If I rev in neutral there is no noise. If I pull away in normal mode it is there. However, if I accelerate under full power it seems minimal. When I am in the range of noise, I can’t detect any difference by adjusting the accelerator but if I let up entirely it stops. There is no difference when I am turning. The noise seems to come from the front and I feel the vibration in the steering wheel and a little in the pedals. The bearings is an interesting idea though would the noise/rumbling continue or worsen at higher rpm?
Thanks for the insights on the certification; I will continue as I was.
If the noise/vibration can be felt in the steering wheel then we need to look at the front of the car. The front subframe would have to have been lowered when replacing the oil pump on the initial dealership visit. It’s possible the motor mounts have failed. Or something is not connected/bolted properly. The noise you are describing is strictly under load, therefore someone needs to get in the car while on a lift and load the drivetrain by “power braking” to see if something can be seen while under the car.
Honestly, I would send you back to the dealership since they worked on it for the oil pump and your issue seems to be stemming from that initial visit. However, since other shops have touched the car, it’s possible the dealership will not be of much service but it’s worth asking.
Another N20 Engine Timing Chain Question
I saw your recent response to an N20 timing chain question for a car with a 2014 build date. I am the original owner of a 2016 428i manual transmission coupe with a 01/16 build date. I have meticulously maintained the car, but (now, regrettably) followed the BMW oil change intervals using 0W-20 Mobil 1 synthetic. The car is never tracked and is not driven aggressively. It now has approx. 93,000 miles on it.
Most sources say the timing chain issue was “corrected” by BMW before the 01/16 build date. However, I’ve also read that all N20 engines would be suspect.
My questions:
- Is my engine at risk?
- If so, should I follow your previous response and just watch carefully and wait?
- Any other preventive suggestions?
- How do you feel about switching to 5W-20 (or higher weight)?
Bob Garland, Jr
Charlottesville, VA
While I don’t trust the N20 engine as far as I can throw it, it is possible your engine is okay. The timing chain guide failure tends to happen more on the earlier builds but it’s still a known concern. I think the best thing you can do, aside from wait and monitor the issue, is to check your oil level via the iDrive. This will force the oil pressure solenoid to alter pressure in order to run the oil level check. I’ve found that if this check cannot complete to 100 percent then I would suspect timing chain guide debris is in the oil pickup screen. From there, you could drain the oil and use a borescope to look inside the oil pan to check for debris.
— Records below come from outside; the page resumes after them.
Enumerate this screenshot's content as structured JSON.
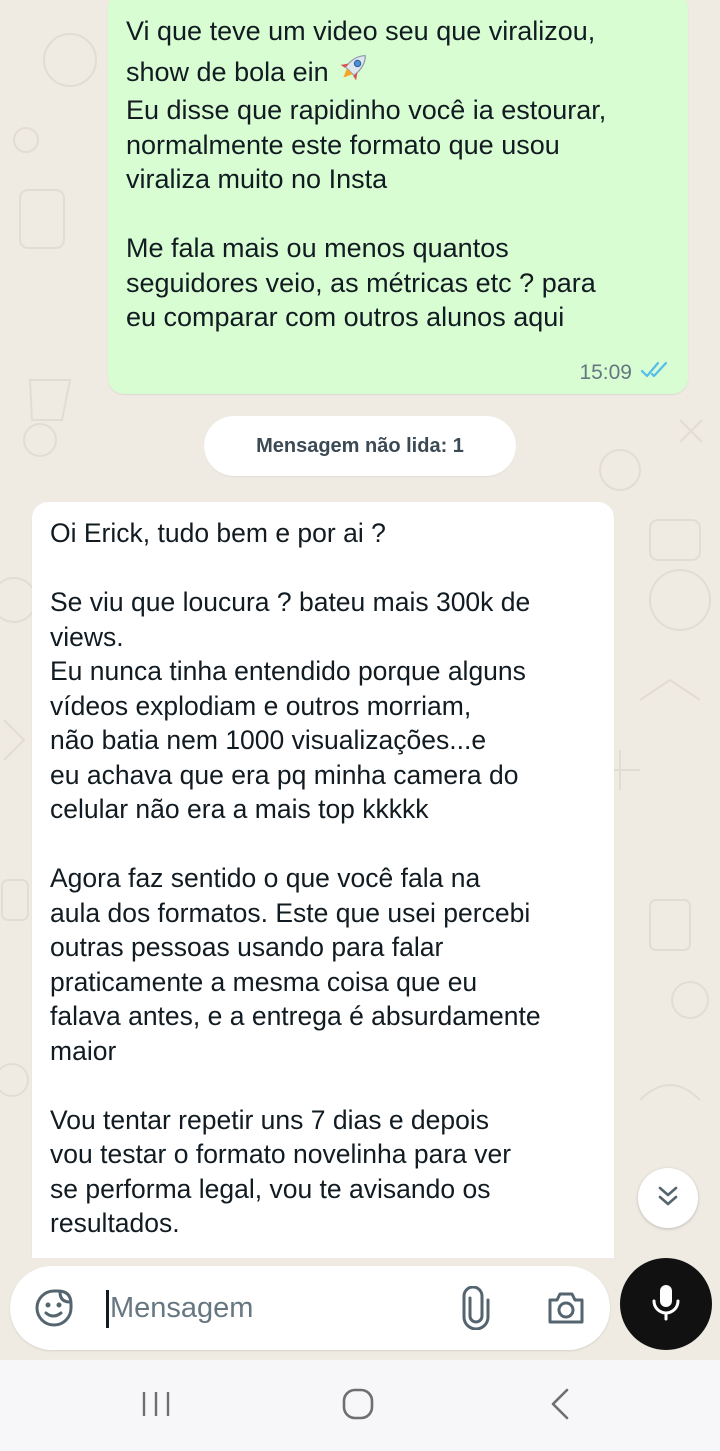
{
  "conversation": {
    "outgoing_message": {
      "lines": [
        "Vi que teve um video seu que viralizou,",
        "show de bola ein 🚀",
        "Eu disse que rapidinho você ia estourar,",
        "normalmente este formato que usou",
        "viraliza muito no Insta",
        "",
        "Me fala mais ou menos quantos",
        "seguidores veio, as métricas etc ? para",
        "eu comparar com outros alunos aqui"
      ],
      "text_main": "Vi que teve um video seu que viralizou,\nshow de bola ein ",
      "text_rest": "\nEu disse que rapidinho você ia estourar,\nnormalmente este formato que usou\nviraliza muito no Insta\n\nMe fala mais ou menos quantos\nseguidores veio, as métricas etc ? para\neu comparar com outros alunos aqui",
      "emoji": "rocket",
      "time": "15:09",
      "status": "read",
      "status_color": "#53bdeb"
    },
    "unread_divider": "Mensagem não lida: 1",
    "incoming_message": {
      "text": "Oi Erick, tudo bem e por ai ?\n\nSe viu que loucura ? bateu mais 300k de\nviews.\nEu nunca tinha entendido porque alguns\nvídeos explodiam e outros morriam,\nnão batia nem 1000 visualizações...e\neu achava que era pq minha camera do\ncelular não era a mais top kkkkk\n\nAgora faz sentido o que você fala na\naula dos formatos. Este que usei percebi\noutras pessoas usando para falar\npraticamente a mesma coisa que eu\nfalava antes, e a entrega é absurdamente\nmaior\n\nVou tentar repetir uns 7 dias e depois\nvou testar o formato novelinha para ver\nse performa legal, vou te avisando os\nresultados."
    }
  },
  "composer": {
    "placeholder": "Mensagem",
    "value": "",
    "icons": [
      "sticker-icon",
      "attach-icon",
      "camera-icon",
      "mic-icon"
    ]
  },
  "navigation": {
    "buttons": [
      "recent-apps",
      "home",
      "back"
    ]
  },
  "colors": {
    "chat_background": "#efeae2",
    "outgoing_bubble": "#d9fdd3",
    "incoming_bubble": "#ffffff",
    "read_ticks": "#53bdeb",
    "mic_button": "#111111"
  }
}
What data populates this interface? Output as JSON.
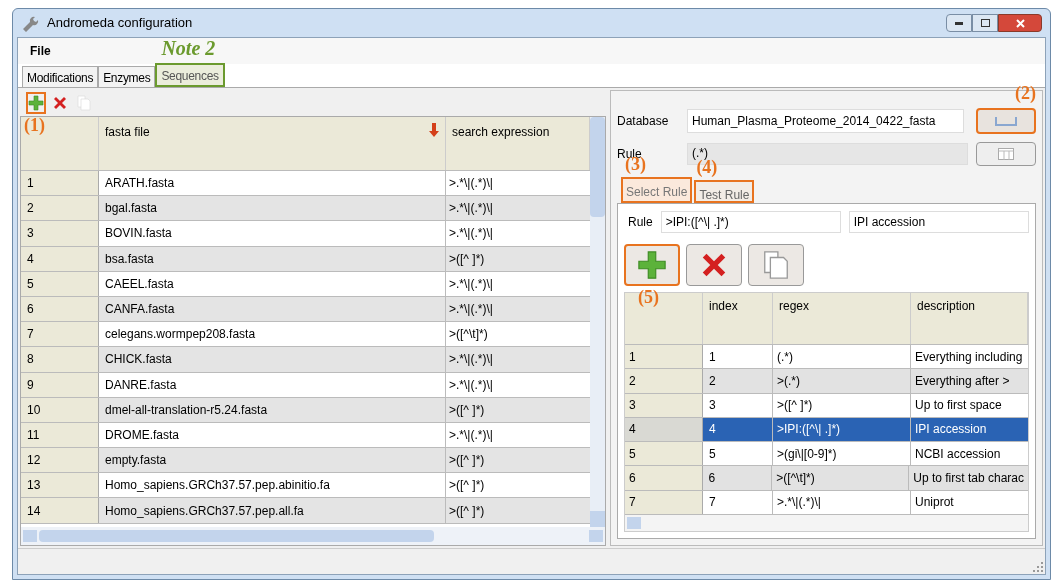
{
  "window": {
    "title": "Andromeda configuration"
  },
  "menu": [
    "File"
  ],
  "tabs": [
    {
      "label": "Modifications",
      "selected": false
    },
    {
      "label": "Enzymes",
      "selected": false
    },
    {
      "label": "Sequences",
      "selected": true,
      "callout": {
        "label": "Note 2",
        "color": "#6b9a2e"
      }
    }
  ],
  "toolbar": [
    {
      "kind": "add",
      "disabled": false,
      "callout": {
        "label": "(1)",
        "color": "#e8731f"
      }
    },
    {
      "kind": "delete",
      "disabled": false
    },
    {
      "kind": "copy",
      "disabled": true
    }
  ],
  "fasta_table": {
    "columns": [
      {
        "label": "fasta file",
        "sorted": true
      },
      {
        "label": "search expression",
        "sorted": false
      }
    ],
    "rows": [
      {
        "n": "1",
        "file": "ARATH.fasta",
        "expr": ">.*\\|(.*)\\|"
      },
      {
        "n": "2",
        "file": "bgal.fasta",
        "expr": ">.*\\|(.*)\\|"
      },
      {
        "n": "3",
        "file": "BOVIN.fasta",
        "expr": ">.*\\|(.*)\\|"
      },
      {
        "n": "4",
        "file": "bsa.fasta",
        "expr": ">([^ ]*)"
      },
      {
        "n": "5",
        "file": "CAEEL.fasta",
        "expr": ">.*\\|(.*)\\|"
      },
      {
        "n": "6",
        "file": "CANFA.fasta",
        "expr": ">.*\\|(.*)\\|"
      },
      {
        "n": "7",
        "file": "celegans.wormpep208.fasta",
        "expr": ">([^\\t]*)"
      },
      {
        "n": "8",
        "file": "CHICK.fasta",
        "expr": ">.*\\|(.*)\\|"
      },
      {
        "n": "9",
        "file": "DANRE.fasta",
        "expr": ">.*\\|(.*)\\|"
      },
      {
        "n": "10",
        "file": "dmel-all-translation-r5.24.fasta",
        "expr": ">([^ ]*)"
      },
      {
        "n": "11",
        "file": "DROME.fasta",
        "expr": ">.*\\|(.*)\\|"
      },
      {
        "n": "12",
        "file": "empty.fasta",
        "expr": ">([^ ]*)"
      },
      {
        "n": "13",
        "file": "Homo_sapiens.GRCh37.57.pep.abinitio.fa",
        "expr": ">([^ ]*)"
      },
      {
        "n": "14",
        "file": "Homo_sapiens.GRCh37.57.pep.all.fa",
        "expr": ">([^ ]*)"
      }
    ]
  },
  "database": {
    "label": "Database",
    "value": "Human_Plasma_Proteome_2014_0422_fasta",
    "button_callout": {
      "label": "(2)",
      "color": "#e8731f"
    }
  },
  "rule": {
    "label": "Rule",
    "value": "(.*)"
  },
  "rule_tabs": [
    {
      "label": "Select Rule",
      "selected": true,
      "callout": {
        "label": "(3)",
        "color": "#e8731f"
      }
    },
    {
      "label": "Test Rule",
      "selected": false,
      "callout": {
        "label": "(4)",
        "color": "#e8731f"
      }
    }
  ],
  "rule_edit": {
    "label": "Rule",
    "regex": ">IPI:([^\\| .]*)",
    "description": "IPI accession"
  },
  "rule_buttons": [
    {
      "kind": "add",
      "callout": {
        "label": "(5)",
        "color": "#e8731f"
      }
    },
    {
      "kind": "delete"
    },
    {
      "kind": "copy"
    }
  ],
  "rules_table": {
    "columns": [
      "index",
      "regex",
      "description"
    ],
    "rows": [
      {
        "n": "1",
        "index": "1",
        "regex": "(.*)",
        "description": "Everything including",
        "selected": false
      },
      {
        "n": "2",
        "index": "2",
        "regex": ">(.*)",
        "description": "Everything after >",
        "selected": false
      },
      {
        "n": "3",
        "index": "3",
        "regex": ">([^ ]*)",
        "description": "Up to first space",
        "selected": false
      },
      {
        "n": "4",
        "index": "4",
        "regex": ">IPI:([^\\| .]*)",
        "description": "IPI accession",
        "selected": true
      },
      {
        "n": "5",
        "index": "5",
        "regex": ">(gi\\|[0-9]*)",
        "description": "NCBI accession",
        "selected": false
      },
      {
        "n": "6",
        "index": "6",
        "regex": ">([^\\t]*)",
        "description": "Up to first tab charac",
        "selected": false
      },
      {
        "n": "7",
        "index": "7",
        "regex": ">.*\\|(.*)\\|",
        "description": "Uniprot",
        "selected": false
      }
    ]
  }
}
As for oil weight, stick with what the under-hood label says. I suppose you could alternate between 0w-20 and 5w-20 based on climate conditions to help cold start oil pressure but that’s really all the difference it will make.
2014 328 Wheels
The following question should be easy to answer but to my surprise neither the local BMW dealer nor my independent BMW repair shop could. I have four BMW wheels from a 2014 328i xDrive that I want to sell. What other BMW models/years would these wheels fit on?
Steven Christenson
Try using this tool. You will need to know wheel offset, which is stamped behind one of the spokes or the face of the wheel but this should list other models the wheel will fit on. Most BMW lug patterns are 5×120 but offsets vary. There’s a good history of 3 Series wheels being interchangeable to other 3 Series eras.